The institution’s 2027/29 corporate plan to drive industrialisation takes place in the context of South Africa’s deindustrialisation and the diminishing share that manufacturing has in the country’s GDP.
The aim is to leverage the IDC’s balance sheet by crowding in external finance to achieve its developmental objectives.
The organisation plans to focus its financing on new economic growth frontiers such as green industries, including critical minerals, battery manufacturing and green hydrogen; digital and blue economies; services and tourism and agriculture, agro-processing and beneficiation.
The change in strategic direction comes at a time of complaints by black business that the IDC has lost its focus on transformation, takes an inordinately long time to respond to applications for finance and is too impatient about the repayment of its loans.

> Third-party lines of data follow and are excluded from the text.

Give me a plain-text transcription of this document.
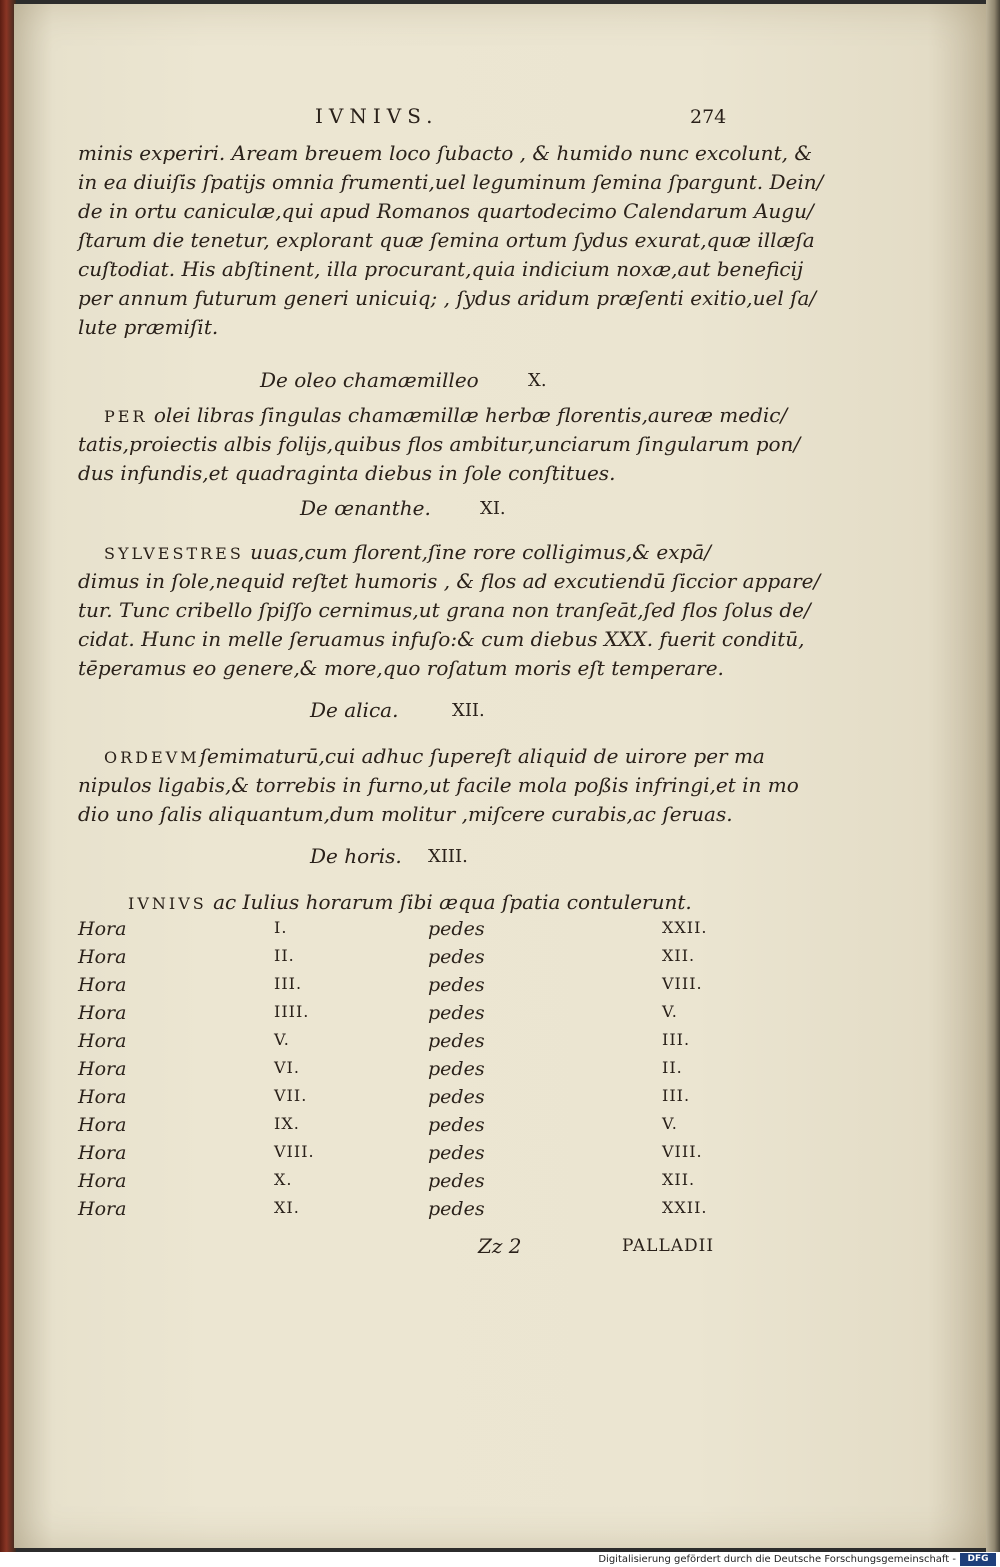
IVNIVS.	274
minis experiri. Aream breuem loco ſubacto , & humido nunc excolunt, &
in ea diuiſis ſpatijs omnia frumenti,uel leguminum ſemina ſpargunt. Dein/
de in ortu caniculæ,qui apud Romanos quartodecimo Calendarum Augu/
ſtarum die tenetur, explorant quæ ſemina ortum ſydus exurat,quæ illæſa
cuſtodiat. His abſtinent, illa procurant,quia indicium noxæ,aut beneficij
per annum futurum generi unicuiq; , ſydus aridum præſenti exitio,uel ſa/
lute præmiſit.
De oleo chamæmilleo	X.
PER olei libras ſingulas chamæmillæ herbæ florentis,aureæ medic/
tatis,proiectis albis folijs,quibus flos ambitur,unciarum ſingularum pon/
dus infundis,et quadraginta diebus in ſole conſtitues.
De œnanthe.	XI.
SYLVESTRES uuas,cum florent,ſine rore colligimus,& expā/
dimus in ſole,nequid reſtet humoris , & flos ad excutiendū ſiccior appare/
tur. Tunc cribello ſpiſſo cernimus,ut grana non tranſeāt,ſed flos ſolus de/
cidat. Hunc in melle ſeruamus infuſo:& cum diebus XXX. fuerit conditū,
tēperamus eo genere,& more,quo roſatum moris eſt temperare.
De alica.	XII.
ORDEVMſemimaturū,cui adhuc ſupereſt aliquid de uirore per ma
nipulos ligabis,& torrebis in furno,ut facile mola poßis infringi,et in mo
dio uno ſalis aliquantum,dum molitur ,miſcere curabis,ac ſeruas.
De horis. XIII.
IVNIVS ac Iulius horarum ſibi æqua ſpatia contulerunt.
Hora	I.	pedes	XXII.
Hora	II.	pedes	XII.
Hora	III.	pedes	VIII.
Hora	IIII.	pedes	V.
Hora	V.	pedes	III.
Hora	VI.	pedes	II.
Hora	VII.	pedes	III.
Hora	IX.	pedes	V.
Hora	VIII.	pedes	VIII.
Hora	X.	pedes	XII.
Hora	XI.	pedes	XXII.
Zz 2	PALLADII
Digitalisierung gefördert durch die Deutsche Forschungsgemeinschaft -	DFG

A complaint expressed by the National African Federated Chamber of Commerce and Industry (Nafcoc) is that the IDC is hostile to black businesses and, unlike its preferential treatment for other firms, does not support them when they are struggling, thereby contributing to their failure.
IDC executives have met with Nafcoc representatives and are planning roadshows around the country to engage with their clients.

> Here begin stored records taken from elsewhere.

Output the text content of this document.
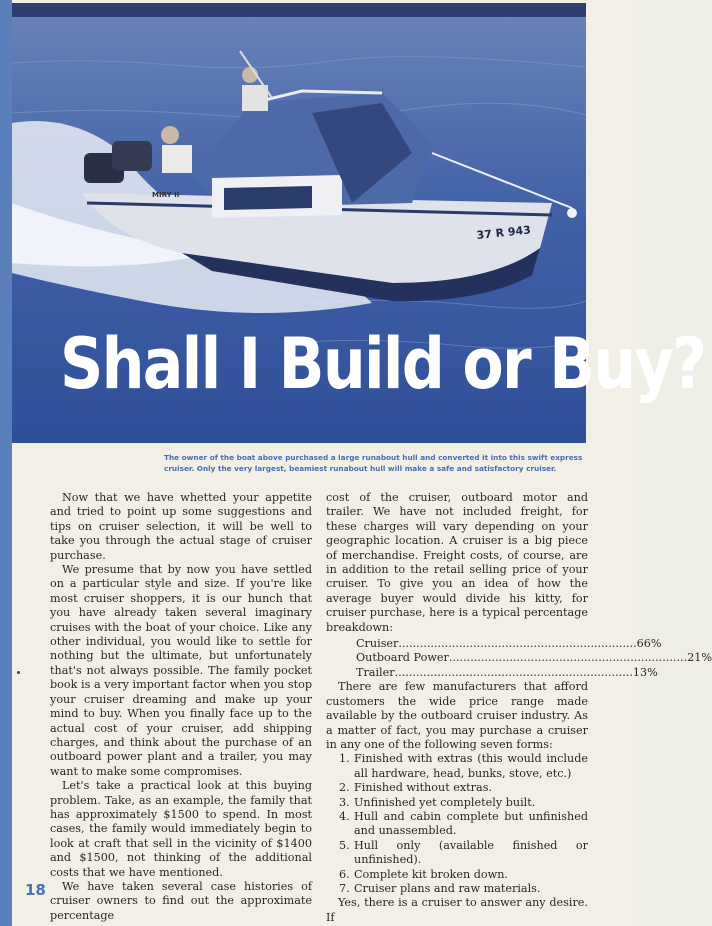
37 R 943
MIRY II
Shall I Build or Buy?

The owner of the boat above purchased a large runabout hull and converted it into this swift express

cruiser. Only the very largest, beamiest runabout hull will make a safe and satisfactory cruiser.

Now that we have whetted your appetite and tried to point up some suggestions and tips on cruiser selection, it will be well to take you through the actual stage of cruiser purchase.

We presume that by now you have settled on a particular style and size. If you're like most cruiser shoppers, it is our hunch that you have already taken several imaginary cruises with the boat of your choice. Like any other individual, you would like to settle for nothing but the ultimate, but unfortunately that's not always possible. The family pocket book is a very important factor when you stop your cruiser dreaming and make up your mind to buy. When you finally face up to the actual cost of your cruiser, add shipping charges, and think about the purchase of an outboard power plant and a trailer, you may want to make some compromises.

Let's take a practical look at this buying problem. Take, as an example, the family that has approximately $1500 to spend. In most cases, the family would immediately begin to look at craft that sell in the vicinity of $1400 and $1500, not thinking of the additional costs that we have mentioned.

We have taken several case histories of cruiser owners to find out the approximate percentage

cost of the cruiser, outboard motor and trailer. We have not included freight, for these charges will vary depending on your geographic location. A cruiser is a big piece of merchandise. Freight costs, of course, are in addition to the retail selling price of your cruiser. To give you an idea of how the average buyer would divide his kitty, for cruiser purchase, here is a typical percentage breakdown:

Cruiser .....	66%
Outboard Power .....	21%
Trailer .....	13%

There are few manufacturers that afford customers the wide price range made available by the outboard cruiser industry. As a matter of fact, you may purchase a cruiser in any one of the following seven forms:

1. Finished with extras (this would include all hardware, head, bunks, stove, etc.)
2. Finished without extras.
3. Unfinished yet completely built.
4. Hull and cabin complete but unfinished and unassembled.
5. Hull only (available finished or unfinished).
6. Complete kit broken down.
7. Cruiser plans and raw materials.

Yes, there is a cruiser to answer any desire. If

18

IDC CEO Mmakgoshi Lekhethe insisted on the sidelines of a parliamentary engagement between IDC executives and members of the trade, industry & competition committee on Wednesday that the change in strategy would not entail compromising its commitment to transformation. She noted that 60% of the IDC’s book is invested in black businesses.
IDC board member Tanya Reeva Cohen told MPs the board had decided to establish a panel independent of management to deal with the complaints. It would report directly to the board and be in addition to existing complaint-handling mechanisms.

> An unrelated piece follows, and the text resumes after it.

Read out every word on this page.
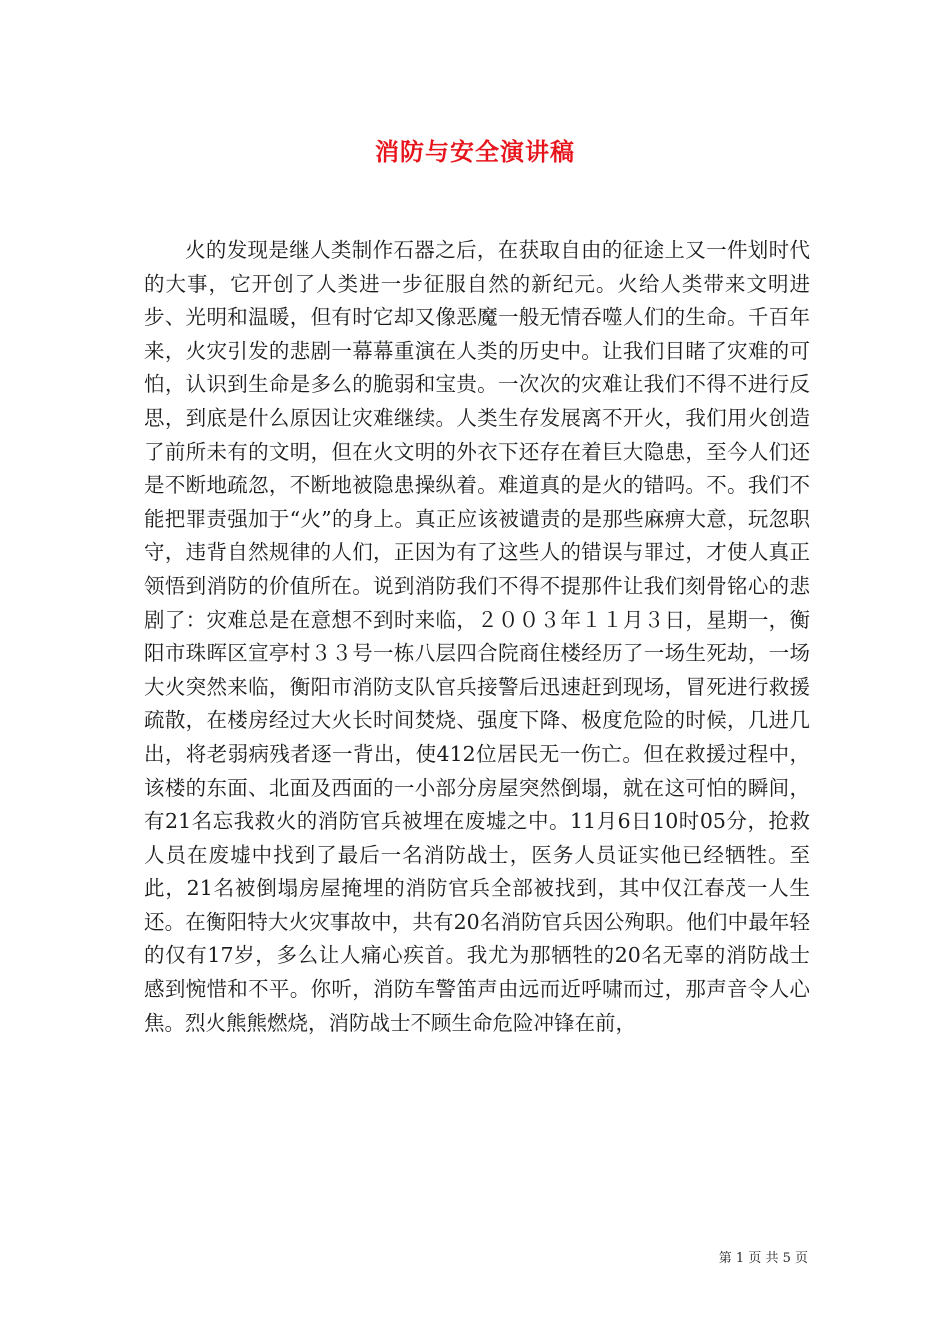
消防与安全演讲稿

火的发现是继人类制作石器之后，在获取自由的征途上又一件划时代的大事，它开创了人类进一步征服自然的新纪元。火给人类带来文明进步、光明和温暖，但有时它却又像恶魔一般无情吞噬人们的生命。千百年来，火灾引发的悲剧一幕幕重演在人类的历史中。让我们目睹了灾难的可怕，认识到生命是多么的脆弱和宝贵。一次次的灾难让我们不得不进行反思，到底是什么原因让灾难继续。人类生存发展离不开火，我们用火创造了前所未有的文明，但在火文明的外衣下还存在着巨大隐患，至今人们还是不断地疏忽，不断地被隐患操纵着。难道真的是火的错吗。不。我们不能把罪责强加于“火”的身上。真正应该被谴责的是那些麻痹大意，玩忽职守，违背自然规律的人们，正因为有了这些人的错误与罪过，才使人真正领悟到消防的价值所在。说到消防我们不得不提那件让我们刻骨铭心的悲剧了：灾难总是在意想不到时来临，２００３年１１月３日，星期一，衡阳市珠晖区宣亭村３３号一栋八层四合院商住楼经历了一场生死劫，一场大火突然来临，衡阳市消防支队官兵接警后迅速赶到现场，冒死进行救援疏散，在楼房经过大火长时间焚烧、强度下降、极度危险的时候，几进几出，将老弱病残者逐一背出，使412位居民无一伤亡。但在救援过程中，该楼的东面、北面及西面的一小部分房屋突然倒塌，就在这可怕的瞬间，有21名忘我救火的消防官兵被埋在废墟之中。11月6日10时05分，抢救人员在废墟中找到了最后一名消防战士，医务人员证实他已经牺牲。至此，21名被倒塌房屋掩埋的消防官兵全部被找到，其中仅江春茂一人生还。在衡阳特大火灾事故中，共有20名消防官兵因公殉职。他们中最年轻的仅有17岁，多么让人痛心疾首。我尤为那牺牲的20名无辜的消防战士感到惋惜和不平。你听，消防车警笛声由远而近呼啸而过，那声音令人心焦。烈火熊熊燃烧，消防战士不顾生命危险冲锋在前，

第 1 页 共 5 页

A consideration in planning the new strategy was to maintain the financial sustainability of the institution, which had impairments of about 31.4% of its book in the 2025/26 financial year. Together with non-performing loans this was putting extreme pressure on the balance sheet, trade industry & competition deputy minister Zuko Godlimpi noted in the meeting.
Cohen warned if this level of impairments and non-performing loans were not brought under control the IDC would no longer exist in a few years’ time. “We have to get it under control,” she said.
In terms of the IDC’s strategic plan, impairments would be reduced to 29.7% of the portfolio in 2026/27, reaching 26.1% in three years’ time.
The IDC plans to apply to the National Treasury to be exempt from tax so it can unlock foreign grants and plough more capital into economic development. It also plans to issue green/transition bonds.
For the 2026/27 financial year it plans to invest R38.5bn in the economy, provide R6bn in support for black industrialists and women and youth-owned enterprises, crowd-in R6.9bn in funds for SMEs and R30bn for spatial and rural development and increase South Africa’s exports by R15.7bn. Another objective is to accelerate regional value chains that strengthen South Africa’s competitiveness.
Emphasis would be placed on labour-absorbing sectors such as agro-processing, tourism and global business services with 16,000 jobs targeted for creation and saving in 2026/27.
Over the next three years, between the 2026/27 and 2028/29 financial years, the IDC envisages investing just more than R100bn into the economy, divisional executive for strategy and corporate affairs Phiwe Marumo said. CFO Isaac Malevu noted that R51.5bn of this would be disbursed from the organisation’s own balance sheet.
The support for black industrialists would shift from first-time funding to scaling up existing black-owned businesses.